There was a paper pharmacy bag, still stapled at the top. Caitlin noted the physician’s name, Deshpande, and the recipient’s name, fabricated most likely, which did not include “Maanik” or “Pawar.”
Caitlin opened the bag and retrieved a pair of amber containers. “Vasoflex. This is for insomnia and recurrent nightmares.” She looked at the other, surprised. “Risperdal. This is a potent antipsychotic.”
“That is a correct medication, yes?” Hansa asked.
“If you’re bipolar and haven’t slept for a few days,” Caitlin replied. “We don’t use it as a prophylactic, ‘just in case’ medicine. Mrs. Pawar, your doctor did come by and see her, yes?”
There was silence. He hadn’t. That was illegal in New York State. Caitlin glanced over at Ben, who gave her a cautioning look. Rules were obviously being bent here.
“That’s a potent mix to put in her body without an examination and after just a few hours,” Caitlin said.
“I am sorry,” Mrs. Pawar said, more to her daughter than to Caitlin. “We did not know what else to do.”
“It’s not your fault,” Caitlin lied, not wanting to make a bad situation worse. “But until we know the trigger, we’re not going to give her these.”

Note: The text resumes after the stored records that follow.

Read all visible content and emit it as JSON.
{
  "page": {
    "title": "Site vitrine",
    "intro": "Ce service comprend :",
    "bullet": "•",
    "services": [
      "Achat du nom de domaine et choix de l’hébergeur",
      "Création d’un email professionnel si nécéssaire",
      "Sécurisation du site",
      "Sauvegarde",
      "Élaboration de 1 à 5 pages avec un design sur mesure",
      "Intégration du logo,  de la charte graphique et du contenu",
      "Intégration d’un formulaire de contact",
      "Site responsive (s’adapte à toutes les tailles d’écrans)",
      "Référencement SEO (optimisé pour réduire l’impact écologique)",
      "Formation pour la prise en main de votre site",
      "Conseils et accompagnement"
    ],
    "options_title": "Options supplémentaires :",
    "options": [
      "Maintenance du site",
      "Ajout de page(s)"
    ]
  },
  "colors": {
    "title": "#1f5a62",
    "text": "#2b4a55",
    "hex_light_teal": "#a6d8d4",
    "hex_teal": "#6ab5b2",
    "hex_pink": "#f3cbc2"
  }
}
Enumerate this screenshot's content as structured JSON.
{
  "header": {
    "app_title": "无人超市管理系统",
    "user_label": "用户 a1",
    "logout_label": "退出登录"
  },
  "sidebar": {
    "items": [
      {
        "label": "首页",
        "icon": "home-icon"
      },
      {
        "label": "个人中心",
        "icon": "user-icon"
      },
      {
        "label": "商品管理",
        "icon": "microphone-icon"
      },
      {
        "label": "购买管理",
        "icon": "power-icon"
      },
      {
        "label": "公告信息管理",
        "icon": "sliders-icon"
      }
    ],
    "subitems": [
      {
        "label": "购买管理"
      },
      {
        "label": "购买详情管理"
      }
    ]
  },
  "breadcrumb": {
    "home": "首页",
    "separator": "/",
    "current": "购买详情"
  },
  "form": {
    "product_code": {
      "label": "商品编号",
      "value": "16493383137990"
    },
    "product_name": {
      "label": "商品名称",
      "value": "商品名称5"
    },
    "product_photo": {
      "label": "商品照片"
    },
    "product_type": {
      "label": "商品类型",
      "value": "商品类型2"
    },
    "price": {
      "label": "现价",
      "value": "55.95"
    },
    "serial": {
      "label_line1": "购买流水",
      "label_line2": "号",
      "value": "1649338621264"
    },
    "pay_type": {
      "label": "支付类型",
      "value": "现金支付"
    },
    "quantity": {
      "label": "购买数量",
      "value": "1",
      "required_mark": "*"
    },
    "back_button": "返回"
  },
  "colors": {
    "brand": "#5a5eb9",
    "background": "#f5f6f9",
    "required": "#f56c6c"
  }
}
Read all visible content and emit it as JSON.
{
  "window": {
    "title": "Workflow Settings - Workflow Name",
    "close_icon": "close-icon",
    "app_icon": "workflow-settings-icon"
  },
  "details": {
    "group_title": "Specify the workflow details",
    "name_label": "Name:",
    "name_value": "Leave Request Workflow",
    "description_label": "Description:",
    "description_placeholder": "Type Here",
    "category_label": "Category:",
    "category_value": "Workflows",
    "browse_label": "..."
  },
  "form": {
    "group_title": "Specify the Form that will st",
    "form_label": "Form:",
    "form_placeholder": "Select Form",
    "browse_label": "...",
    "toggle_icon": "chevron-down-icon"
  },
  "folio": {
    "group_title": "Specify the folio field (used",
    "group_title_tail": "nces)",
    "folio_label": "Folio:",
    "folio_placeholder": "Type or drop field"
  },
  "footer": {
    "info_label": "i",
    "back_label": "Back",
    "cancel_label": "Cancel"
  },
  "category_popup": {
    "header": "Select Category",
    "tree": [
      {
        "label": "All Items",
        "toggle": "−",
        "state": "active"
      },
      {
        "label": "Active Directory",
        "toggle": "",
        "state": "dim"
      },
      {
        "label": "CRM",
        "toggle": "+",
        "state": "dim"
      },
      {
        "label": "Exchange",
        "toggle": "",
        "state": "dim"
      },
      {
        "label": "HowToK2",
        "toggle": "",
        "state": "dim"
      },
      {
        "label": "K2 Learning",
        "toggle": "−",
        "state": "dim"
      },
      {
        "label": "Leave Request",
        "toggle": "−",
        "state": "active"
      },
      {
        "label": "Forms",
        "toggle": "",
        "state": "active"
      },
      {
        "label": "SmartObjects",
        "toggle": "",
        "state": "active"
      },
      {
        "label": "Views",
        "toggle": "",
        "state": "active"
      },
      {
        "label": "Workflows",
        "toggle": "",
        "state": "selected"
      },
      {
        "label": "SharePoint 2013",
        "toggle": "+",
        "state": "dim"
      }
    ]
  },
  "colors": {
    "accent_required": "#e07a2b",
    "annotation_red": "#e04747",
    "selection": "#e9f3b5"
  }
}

“Dr. O’Hara, we are watched,” the ambassador said unapologetically. “Our doctor is also with the United Nations. He keeps a log. Confidentiality means nothing in diplomacy; word would spread. I’m afraid the delegations will see my distraction as a potential weakness and press for advantage, or worse. There is still a stigma against mental illness in both India and Pakistan. If anyone were to find out she was receiving psychiatric treatments—”
“Sir, there is no illness if a situation is treated.”
“That is a technical distinction,” the ambassador said. “I know it is difficult for Americans to understand the concept of family shame, and though Hansa and I do not subscribe to the idea, many still do.”
“I do understand and there is no need to explain or apologize—”
“But there is,” he interrupted. “I am in a delicate position. Accusations of evil spirits are still a quite common response to mental illness in both countries. If her condition is known—in fact, when her condition is known, as I am sure we have only a week, two at most, before discovery—I could be removed from the negotiations, Dr. O’Hara, or either side could use it as an excuse to leave the negotiating table and turn this matter over to their military forces. A doctor’s visit to my home could be used to prove not just that I am incapable of mediating, but that the entire negotiation process is forfeit.”
“We needed a caregiver no one knows,” Ben said. “That’s why I called you.”